Low estrogen levels: Can this affect ovulation?
Estrogen is the main female reproductive hormone. It is the name given to a family of ovarian hormones which all have similar characteristics. During the female menstruation cycle, the production of estrogen is controlled by the hormone LH (Luteinizing Hormone) both indirectly and directly. The “Yellow Body” (corpus lutem) is directly stimulated by LH to produce estrogen, whereas before ovulation, the granulosa cells of the follicle are stimulated to produce estrogen via an enzyme called aromatase.
Most definitely, estrogen plays a role in female fertility and specifically ovulation. Estrogen is the dominant hormone in the first half of the menstrual cycle and continues to play a part throughout the second half as well. If a woman is deficient in estrogen symptoms such as hot flashes, headaches, night sweats and vaginal dryness may occur. If estrogen is low, the normal feedback mechanisms of the hypothalamus and pituitary do not function causing an imbalance in the natural menstruation cycle. In such women the lining of the uterus is scant and not hospitable to a pregnancy. More often than not, in these women, ovulation may not occur at all.

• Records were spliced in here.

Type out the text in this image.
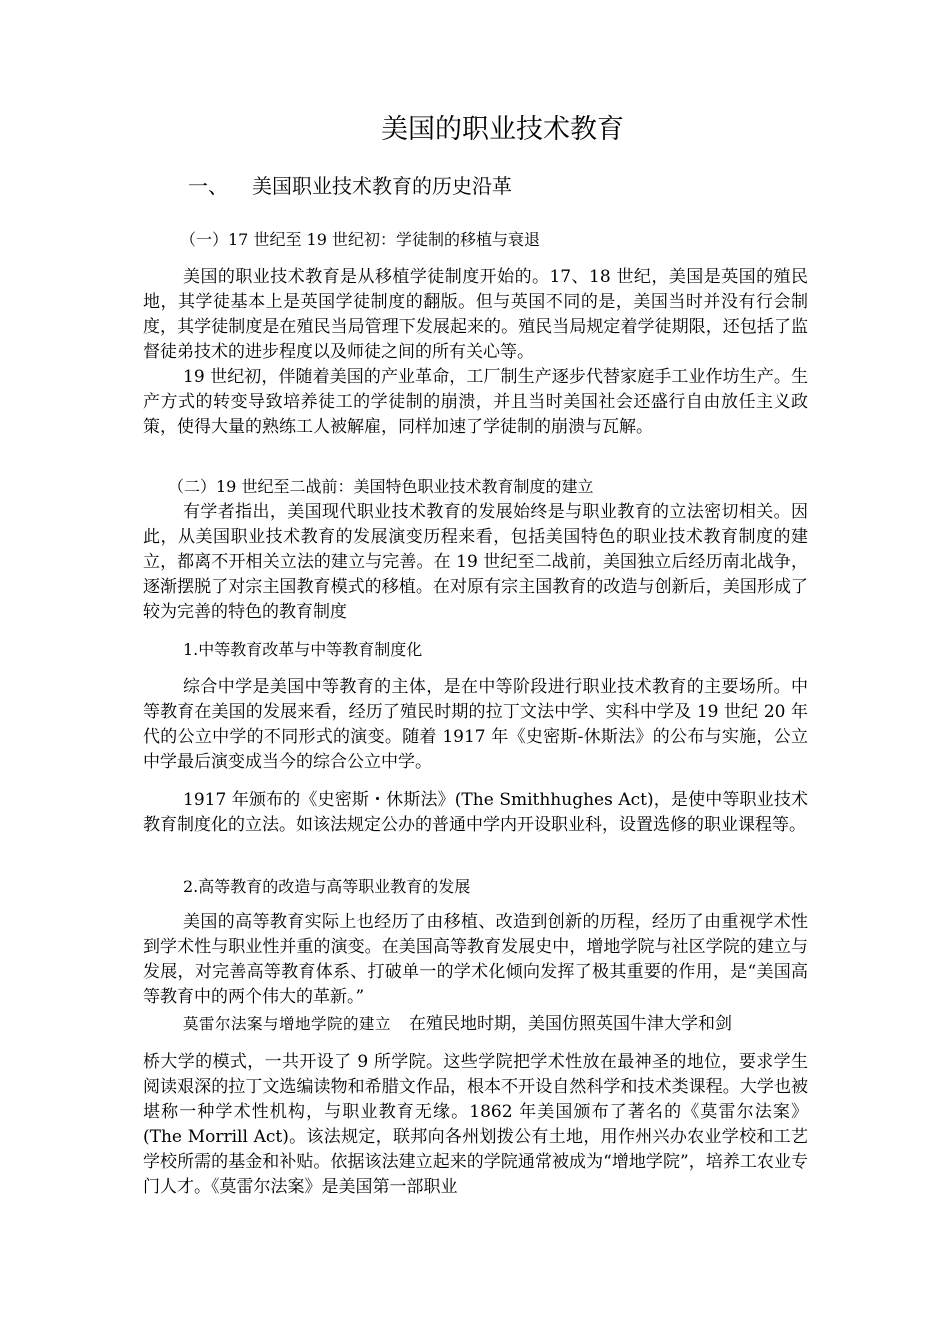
美国的职业技术教育
一、 美国职业技术教育的历史沿革
（一）17 世纪至 19 世纪初：学徒制的移植与衰退

美国的职业技术教育是从移植学徒制度开始的。17、18 世纪，美国是英国的殖民地，其学徒基本上是英国学徒制度的翻版。但与英国不同的是，美国当时并没有行会制度，其学徒制度是在殖民当局管理下发展起来的。殖民当局规定着学徒期限，还包括了监督徒弟技术的进步程度以及师徒之间的所有关心等。

19 世纪初，伴随着美国的产业革命，工厂制生产逐步代替家庭手工业作坊生产。生产方式的转变导致培养徒工的学徒制的崩溃，并且当时美国社会还盛行自由放任主义政策，使得大量的熟练工人被解雇，同样加速了学徒制的崩溃与瓦解。

（二）19 世纪至二战前：美国特色职业技术教育制度的建立

有学者指出，美国现代职业技术教育的发展始终是与职业教育的立法密切相关。因此，从美国职业技术教育的发展演变历程来看，包括美国特色的职业技术教育制度的建立，都离不开相关立法的建立与完善。在 19 世纪至二战前，美国独立后经历南北战争，逐渐摆脱了对宗主国教育模式的移植。在对原有宗主国教育的改造与创新后，美国形成了较为完善的特色的教育制度

1.中等教育改革与中等教育制度化

综合中学是美国中等教育的主体，是在中等阶段进行职业技术教育的主要场所。中等教育在美国的发展来看，经历了殖民时期的拉丁文法中学、实科中学及 19 世纪 20 年代的公立中学的不同形式的演变。随着 1917 年《史密斯-休斯法》的公布与实施，公立中学最后演变成当今的综合公立中学。

1917 年颁布的《史密斯・休斯法》(The Smithhughes Act)，是使中等职业技术教育制度化的立法。如该法规定公办的普通中学内开设职业科，设置选修的职业课程等。

2.高等教育的改造与高等职业教育的发展

美国的高等教育实际上也经历了由移植、改造到创新的历程，经历了由重视学术性到学术性与职业性并重的演变。在美国高等教育发展史中，增地学院与社区学院的建立与发展，对完善高等教育体系、打破单一的学术化倾向发挥了极其重要的作用，是“美国高等教育中的两个伟大的革新。”

莫雷尔法案与增地学院的建立 在殖民地时期，美国仿照英国牛津大学和剑

桥大学的模式，一共开设了 9 所学院。这些学院把学术性放在最神圣的地位，要求学生阅读艰深的拉丁文选编读物和希腊文作品，根本不开设自然科学和技术类课程。大学也被堪称一种学术性机构，与职业教育无缘。1862 年美国颁布了著名的《莫雷尔法案》(The Morrill Act)。该法规定，联邦向各州划拨公有土地，用作州兴办农业学校和工艺学校所需的基金和补贴。依据该法建立起来的学院通常被成为“增地学院”，培养工农业专门人才。《莫雷尔法案》是美国第一部职业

Estrogen Levels and Ovulation.
When the reproductive anatomy of a woman is normal, the absence or the loss of ovulation is usually caused by a hormonal condition. If estrogen is present, the progestin challenge test will then trigger a menstrual period in the woman. This situation is called ovulation, in which case estrogen levels are typically normal.
If ovulation does not occur in a woman because of very low estrogen levels, there are two possible causes of the problem; Either the ovaries are not being told properly what to do, or the ovaries are incapable of releasing eggs.

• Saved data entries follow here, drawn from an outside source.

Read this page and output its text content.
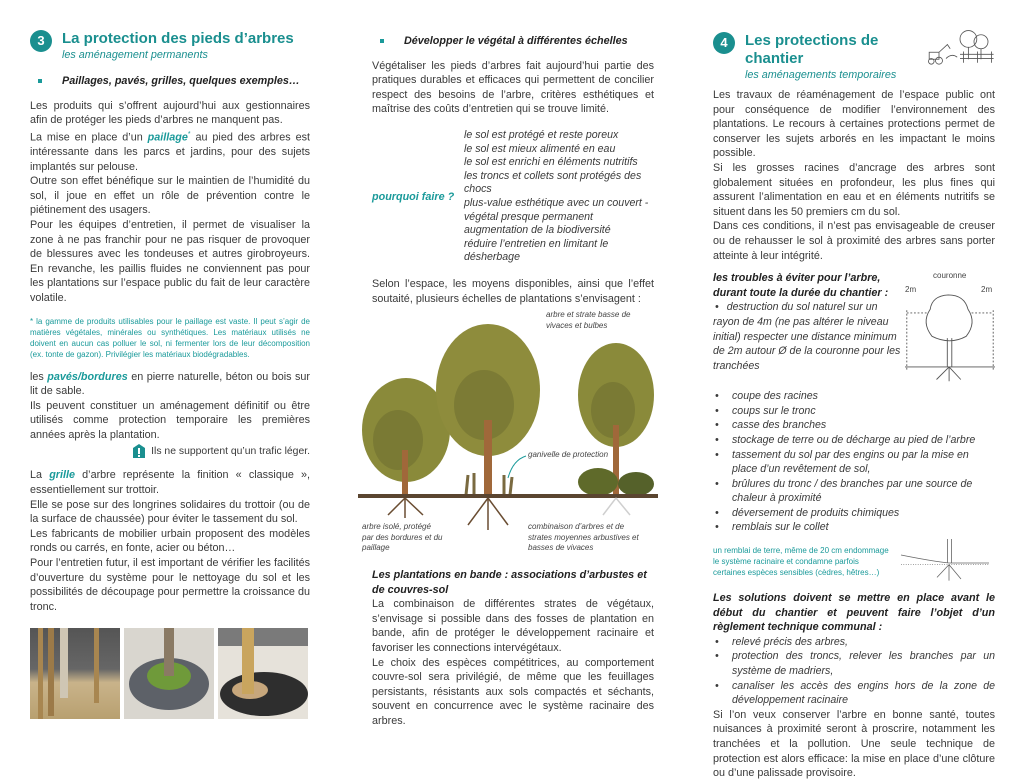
3	La protection des pieds d’arbres
les aménagement permanents
Paillages, pavés, grilles, quelques exemples…

Les produits qui s’offrent aujourd’hui aux gestionnaires afin de protéger les pieds d’arbres ne manquent pas.

La mise en place d’un paillage* au pied des arbres est intéressante dans les parcs et jardins, pour des sujets implantés sur pelouse.

Outre son effet bénéfique sur le maintien de l’humidité du sol, il joue en effet un rôle de prévention contre le piétinement des usagers.

Pour les équipes d’entretien, il permet de visualiser la zone à ne pas franchir pour ne pas risquer de provoquer de blessures avec les tondeuses et autres girobroyeurs. En revanche, les paillis fluides ne conviennent pas pour les plantations sur l’espace public du fait de leur caractère volatile.

* la gamme de produits utilisables pour le paillage est vaste. Il peut s’agir de matières végétales, minérales ou synthétiques. Les matériaux utilisés ne doivent en aucun cas polluer le sol, ni fermenter lors de leur décomposition (ex. tonte de gazon). Privilégier les matériaux biodégradables.

les pavés/bordures en pierre naturelle, béton ou bois sur lit de sable.

Ils peuvent constituer un aménagement définitif ou être utilisés comme protection temporaire les premières années après la plantation.

Ils ne supportent qu’un trafic léger.

La grille d’arbre représente la finition « classique », essentiellement sur trottoir.

Elle se pose sur des longrines solidaires du trottoir (ou de la surface de chaussée) pour éviter le tassement du sol.

Les fabricants de mobilier urbain proposent des modèles ronds ou carrés, en fonte, acier ou béton…

Pour l’entretien futur, il est important de vérifier les facilités d’ouverture du système pour le nettoyage du sol et les possibilités de découpage pour permettre la croissance du tronc.

Développer le végétal à différentes échelles

Végétaliser les pieds d’arbres fait aujourd’hui partie des pratiques durables et efficaces qui permettent de concilier respect des besoins de l’arbre, critères esthétiques et maîtrise des coûts d’entretien qui se trouve limité.

pourquoi faire ?
le sol est protégé et reste poreux
le sol est mieux alimenté en eau
le sol est enrichi en éléments nutritifs
les troncs et collets sont protégés des chocs
plus-value esthétique avec un couvert -
végétal presque permanent
augmentation de la biodiversité
réduire l’entretien en limitant le désherbage

Selon l’espace, les moyens disponibles, ainsi que l’effet soutaité, plusieurs échelles de plantations s’envisagent :

arbre et strate basse de vivaces et bulbes
ganivelle de protection
arbre isolé, protégé par des bordures et du paillage
combinaison d’arbres et de strates moyennes arbustives et basses de vivaces
Les plantations en bande : associations d’arbustes et de couvres-sol

La combinaison de différentes strates de végétaux, s’envisage si possible dans des fosses de plantation en bande, afin de protéger le développement racinaire et favoriser les connections intervégétaux.

Le choix des espèces compétitrices, au comportement couvre-sol sera privilégié, de même que les feuillages persistants, résistants aux sols compactés et séchants, souvent en concurrence avec le système racinaire des arbres.

4	Les protections de chantier
les aménagements temporaires

Les travaux de réaménagement de l’espace public ont pour conséquence de modifier l’environnement des plantations. Le recours à certaines protections permet de conserver les sujets arborés en les impactant le moins possible.

Si les grosses racines d’ancrage des arbres sont globalement situées en profondeur, les plus fines qui assurent l’alimentation en eau et en éléments nutritifs se situent dans les 50 premiers cm du sol.

Dans ces conditions, il n’est pas envisageable de creuser ou de rehausser le sol à proximité des arbres sans porter atteinte à leur intégrité.

les troubles à éviter pour l’arbre, durant toute la durée du chantier :
• destruction du sol naturel sur un rayon de 4m (ne pas altérer le niveau initial) respecter une distance minimum de 2m autour Ø de la couronne pour les tranchées
couronne
2m	2m
• coupe des racines
• coups sur le tronc
• casse des branches
• stockage de terre ou de décharge au pied de l’arbre
• tassement du sol par des engins ou par la mise en place d’un revêtement de sol,
• brûlures du tronc / des branches par une source de chaleur à proximité
• déversement de produits chimiques
• remblais sur le collet

un remblai de terre, même de 20 cm endommage le système racinaire et condamne parfois certaines espèces sensibles (cèdres, hêtres…)

Les solutions doivent se mettre en place avant le début du chantier et peuvent faire l’objet d’un règlement technique communal :
• relevé précis des arbres,
• protection des troncs, relever les branches par un système de madriers,
• canaliser les accès des engins hors de la zone de développement racinaire

Si l’on veux conserver l’arbre en bonne santé, toutes nuisances à proximité seront à proscrire, notamment les tranchées et la pollution. Une seule technique de protection est alors efficace: la mise en place d’une clôture ou d’une palissade provisoire.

The Ovaries Are Not Being Told What To Do.
Excessive exercise, low body weight, and eating disorders all adversely affect the pituitary gland, so that it doesn’t send proper signals to the ovary. Women with these conditions are found to have very low levels of estrogen; they do not bleed in response to the progestin challenge. These women also do not release eggs and hence can not ovulate.

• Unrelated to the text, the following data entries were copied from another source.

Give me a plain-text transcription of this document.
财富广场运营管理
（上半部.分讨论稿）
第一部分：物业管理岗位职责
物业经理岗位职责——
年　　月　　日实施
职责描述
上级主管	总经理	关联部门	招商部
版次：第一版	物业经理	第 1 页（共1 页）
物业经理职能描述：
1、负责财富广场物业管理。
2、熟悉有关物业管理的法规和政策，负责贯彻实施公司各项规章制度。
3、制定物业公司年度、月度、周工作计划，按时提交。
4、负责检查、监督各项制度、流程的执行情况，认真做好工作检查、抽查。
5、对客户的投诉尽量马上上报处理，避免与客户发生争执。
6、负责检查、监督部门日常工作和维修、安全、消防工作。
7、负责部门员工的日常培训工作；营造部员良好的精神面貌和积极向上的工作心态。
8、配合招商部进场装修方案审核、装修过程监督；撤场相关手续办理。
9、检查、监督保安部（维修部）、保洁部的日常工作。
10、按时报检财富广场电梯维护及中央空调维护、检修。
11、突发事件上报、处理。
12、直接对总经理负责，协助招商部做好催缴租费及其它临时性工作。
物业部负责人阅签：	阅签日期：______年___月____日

The Ovaries Are Unable To Make Hormones.
If a woman is diagnosed as having low estrogen levels, the next step is to test the blood level of the pituitary hormone FSH. This hormone, produced by the pituitary gland, serves to tell the ovary to make estrogen and to ready the eggs for ovulation.
If the ovary doesn’t have any eggs, or if it can’t release them, the pituitary sends out more and more FSH in an attempt to get the ovary to respond. For the woman who is found to have a very high FSH level, it’s a sign that the pituitary is trying stimulate the ovary but the ovary isn’t responding.
Ovulation or the releasing of eggs goes hand in hand with hormone production. So if eggs are not present, estrogen won’t be produced. Genetic conditions like Turner Syndrome, which also may be associated with short stature, can lead to ovaries that don’t make eggs. And this in turn will trigger an anovulatory cycle.
Treatment For Low Estrogen Levels.
In situations where a woman is not getting her periods normally (ovulating only four to six times a year) and the underlying cause can’t be changed, estrogen-containing medications can help to induce ovulation. Natural remedies such as tofu, dong quai and yams have some estrogenic qualities, but there has not been much medical literature published on their benefits.
Certainly, it’s crucial from a medical perspective to diagnose and treat low-estrogen levels. In addition, low estrogen levels can also have harmful emotional and psychological effects arising from late puberty or hampered fertility.
If you suspect an infertility problem, start noting cervical mucus changes, taking your basal body temperature and noting cervical position changes. Such information is can be very helpful in helping you detect fertility related problems.